Dialogue

Ride the Rails! FROM DOUG CAMPBELL Everyone should have a high-speed-rail map of the United States in front of them and ask, What happened to American greatness (“The Incrementalists,” by Karrie Jacobs, January 2011, p. 42)? Here, you can either drive across the country (not sustainable, affordable, or time efficient) or fly to a particular […]

Ride the Rails!
FROM DOUG CAMPBELL

Everyone should have a high-speed-rail map of the United States in front of them and ask, What happened to American greatness (“The Incrementalists,” by Karrie Jacobs, January 2011, p. 42)? Here, you can either drive across the country (not sustainable, affordable, or time efficient) or fly to a particular destination— no middle ground. In other countries, rail makes it convenient to stop at various cities and towns along the way. One can participate in many events and cultures and contribute to their economies. We’re missing out on all that.

FROM KLAUS PHILIPSEN
Passenger rail used to work in this country. It works across the world and is clearly much less elitist than air travel. Considering external costs and environmental burdens, rail travel is an economical solution to moving both freight and people. It is only due to our lack of investment in this mode that the cost of doing it now is so staggeringly high. It will be even higher tomorrow.

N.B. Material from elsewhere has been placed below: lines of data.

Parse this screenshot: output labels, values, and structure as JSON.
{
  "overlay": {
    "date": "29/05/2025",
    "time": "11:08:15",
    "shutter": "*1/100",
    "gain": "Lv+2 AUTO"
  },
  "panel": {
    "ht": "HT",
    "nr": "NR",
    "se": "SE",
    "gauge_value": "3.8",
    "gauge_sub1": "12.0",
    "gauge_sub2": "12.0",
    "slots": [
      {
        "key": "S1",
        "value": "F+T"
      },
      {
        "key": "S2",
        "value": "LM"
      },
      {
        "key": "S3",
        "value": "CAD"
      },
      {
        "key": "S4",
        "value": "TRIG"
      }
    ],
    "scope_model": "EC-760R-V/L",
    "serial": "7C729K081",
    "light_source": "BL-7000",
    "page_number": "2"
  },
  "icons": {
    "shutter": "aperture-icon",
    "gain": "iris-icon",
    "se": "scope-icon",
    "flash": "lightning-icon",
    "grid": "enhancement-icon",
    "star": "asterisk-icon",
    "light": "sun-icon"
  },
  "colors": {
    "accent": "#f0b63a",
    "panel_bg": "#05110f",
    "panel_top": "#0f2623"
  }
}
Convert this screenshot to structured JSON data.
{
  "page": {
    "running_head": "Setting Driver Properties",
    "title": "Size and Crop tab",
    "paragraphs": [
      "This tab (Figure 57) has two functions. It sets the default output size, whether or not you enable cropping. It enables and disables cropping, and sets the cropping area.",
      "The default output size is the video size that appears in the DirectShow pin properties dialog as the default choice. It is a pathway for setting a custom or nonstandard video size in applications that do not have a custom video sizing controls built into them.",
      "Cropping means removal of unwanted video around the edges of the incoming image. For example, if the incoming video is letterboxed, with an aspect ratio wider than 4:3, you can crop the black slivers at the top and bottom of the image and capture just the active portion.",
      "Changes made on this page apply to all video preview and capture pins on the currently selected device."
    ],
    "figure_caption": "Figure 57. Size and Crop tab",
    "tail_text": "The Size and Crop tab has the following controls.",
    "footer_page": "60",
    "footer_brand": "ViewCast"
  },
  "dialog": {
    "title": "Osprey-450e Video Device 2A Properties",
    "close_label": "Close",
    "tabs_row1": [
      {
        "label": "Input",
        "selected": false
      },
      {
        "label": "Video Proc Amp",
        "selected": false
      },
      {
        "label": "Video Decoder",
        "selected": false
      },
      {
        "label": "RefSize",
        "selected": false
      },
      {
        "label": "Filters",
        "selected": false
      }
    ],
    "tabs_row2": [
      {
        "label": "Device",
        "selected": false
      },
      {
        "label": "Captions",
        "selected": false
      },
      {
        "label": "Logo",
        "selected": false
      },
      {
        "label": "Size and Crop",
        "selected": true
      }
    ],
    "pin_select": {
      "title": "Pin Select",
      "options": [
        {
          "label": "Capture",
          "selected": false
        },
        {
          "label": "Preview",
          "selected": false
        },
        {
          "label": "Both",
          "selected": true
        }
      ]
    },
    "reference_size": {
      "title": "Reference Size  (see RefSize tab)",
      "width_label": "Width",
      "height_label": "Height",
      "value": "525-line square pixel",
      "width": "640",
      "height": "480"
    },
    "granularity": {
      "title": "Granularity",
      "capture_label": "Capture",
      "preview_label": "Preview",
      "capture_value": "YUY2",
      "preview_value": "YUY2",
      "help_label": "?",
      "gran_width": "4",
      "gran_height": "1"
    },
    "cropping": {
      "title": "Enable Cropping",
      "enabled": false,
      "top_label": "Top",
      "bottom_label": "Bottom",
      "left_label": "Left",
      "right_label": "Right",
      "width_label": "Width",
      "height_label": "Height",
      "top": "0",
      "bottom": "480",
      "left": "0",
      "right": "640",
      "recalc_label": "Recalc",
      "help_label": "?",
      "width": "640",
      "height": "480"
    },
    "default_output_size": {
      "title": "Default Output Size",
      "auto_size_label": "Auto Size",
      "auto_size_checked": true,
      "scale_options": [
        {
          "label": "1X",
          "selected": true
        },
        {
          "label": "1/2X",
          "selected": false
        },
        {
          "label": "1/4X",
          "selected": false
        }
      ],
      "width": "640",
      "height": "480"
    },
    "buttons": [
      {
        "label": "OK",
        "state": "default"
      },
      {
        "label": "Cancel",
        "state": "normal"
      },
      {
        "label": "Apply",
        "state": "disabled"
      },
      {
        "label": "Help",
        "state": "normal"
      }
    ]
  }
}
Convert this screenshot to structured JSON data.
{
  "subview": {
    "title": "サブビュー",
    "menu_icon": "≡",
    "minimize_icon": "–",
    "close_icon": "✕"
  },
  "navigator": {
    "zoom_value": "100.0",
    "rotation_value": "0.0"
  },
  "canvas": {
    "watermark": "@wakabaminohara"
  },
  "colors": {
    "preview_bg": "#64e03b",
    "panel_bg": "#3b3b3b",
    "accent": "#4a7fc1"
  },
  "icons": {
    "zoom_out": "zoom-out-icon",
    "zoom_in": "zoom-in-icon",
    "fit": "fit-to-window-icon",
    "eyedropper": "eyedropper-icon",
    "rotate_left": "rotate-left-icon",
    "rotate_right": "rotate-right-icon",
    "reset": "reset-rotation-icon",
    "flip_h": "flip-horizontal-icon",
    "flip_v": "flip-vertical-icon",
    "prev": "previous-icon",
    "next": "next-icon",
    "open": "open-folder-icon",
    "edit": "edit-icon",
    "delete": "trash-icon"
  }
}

Meanwhile, we will fall further behind in our competitiveness. The difference between spending and investing is that investment will have a return in the future. Infrastructure has a return.

Austin’s Brand of Populism
FROM STEVEN A. MOORE, Bartlett Cocke Regents Professor of Architecture and Planning, the University of Texas at Austin

Karrie Jacobs makes some thoughtful obser-vations about the lack of “architectural and civic beauty” in Austin, which she recently visited (“Austin, Now What?” December 2010, p. 34). She also makes the common error of confusing democracy with populism. Democracy requires not only freedom of expression, both verbal and visual; it also requires discipline and knowledge. By contrast, populism of the right (Sarah Palin) or left (Jim Hightower), embraces the “native scrappiness” and “aversion to authority” Jacobs correctly found while in town. By mistaking Austin’s unique form of populism for genuine democracy, Jacobs is forced to conclude that “to implement a vision … may not be a democratic, small d, undertaking.” Through such faulty reasoning, she tragically associates “beauty,” once again, with the concentration of power generally valued by demagogues in search of Cultural, big C, excellence at any price. Austin’s politics would surely benefit from making decisive planning choices—as Jacobs urges—but she would surely benefit from spending a bit more time here so as to appreciate the difference between democracy, populist “messiness,” and “civic beauty” by domination.

CORRECTION
On page 61 of our January 2011 issue, we misidentified Zachary R. Heineman as the founder of Lab-RAD. It was, in fact, started by the OMA grad Wayne Congar and his partner, Arielle Assouline-Lichten.